The confirmed structure and sequence of the clones are found in SEQ ID NOS. 52, 56, 62, 73, 79, 85, and 91. Once the event was identified, the novel nucleic acid sequence that was captured in the amplicons was translated to generate the novel protein sequence of the isoform. The novel gene (nucleic acid) sequences are listed in SEQ ID NOS. 47, 53, 57, 65, 70, 76, 82, 88, and 96. These novel protein sequences are listed in SEQ ID NOS. 48, 54, 58, 66, 71, 77, 83, 89, and 97. Comparisons of the novel protein isoform with the known proteins structure (see above) generated significant differences in amino acid content. This difference was chosen as the target for antibody generation for the detection of the novel protein isoform in tissue or serum. These novel epitopes are listed in SEQ ID NOS. 49, 55, 59, 67, 72, 78, 84, 90, 98 and 99.
Isolation of the full-length clones containing both isoforms was accomplished utilizing the sequence information and DNA fragments generated during the structure validation process. Several methods are applicable to isolation of the full length clone. Where full sequence information regarding the coding sequence is available, gene specific primers were designed from the sequence and used to amplify the coding sequence directly from the total RNA of the tissue samples. An RT-PCR reaction was set up using these gene specific primers. The RT reaction was performed as described infra, using oligo dT to prime for cDNA. Second strand was produced by standard methods to produce double stranded cDNA. PCR amplification of the gene was accomplished using gene specific primers. PCR consisted of 30 cycles at 94° C. for 30 seconds, 55° C. for 30 seconds, and 72° C. for 45 seconds. The reaction products were analyzed on 1% agarose gels and the amplicons were ligated into prepared vectors with A overhangs for amplicon cloning. 1 ul of the ligation mixture was used to transform E. coli for cloning and isolation of the amplicon. Once purified, the plasmid containing the amplicon was sequenced on an ABI 3100 automated sequencer.

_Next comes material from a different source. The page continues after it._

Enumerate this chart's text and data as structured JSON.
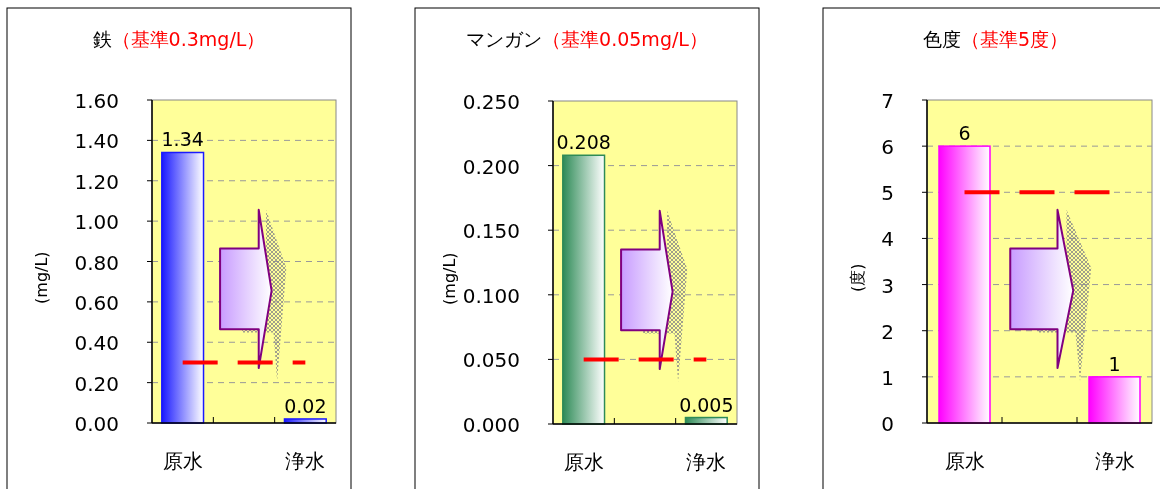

Where limited sequence information was available, 3′ and 5′ RACE was utilized. Briefly, gene-specific oligonucleotides were designed based on the DATAS™ fragment. The oligonucleotides were used for extension using total RNA from normal colon and colon tumor tissue following the procedures of Sambrook et al (1989). The eluted cDNA was converted to double strand plasmid DNA and used to transform E. coli cells and the longest cDNA clone was subjected to DNA sequencing. Full length clones were also obtained using sequence specific primers and following the recommended procedures for the First Choice® RLM_RACE kit produced by Ambion, Inc. (Austin, Tex.) using either single patient or pooled RNA samples. Additionally, 3′ RACE was performed when additional sequence information was required for designing sequence-specific oligonucleotides. The full-length clones produced in this manner were sequenced in their entirety to verify their nucleic acid sequence and composition.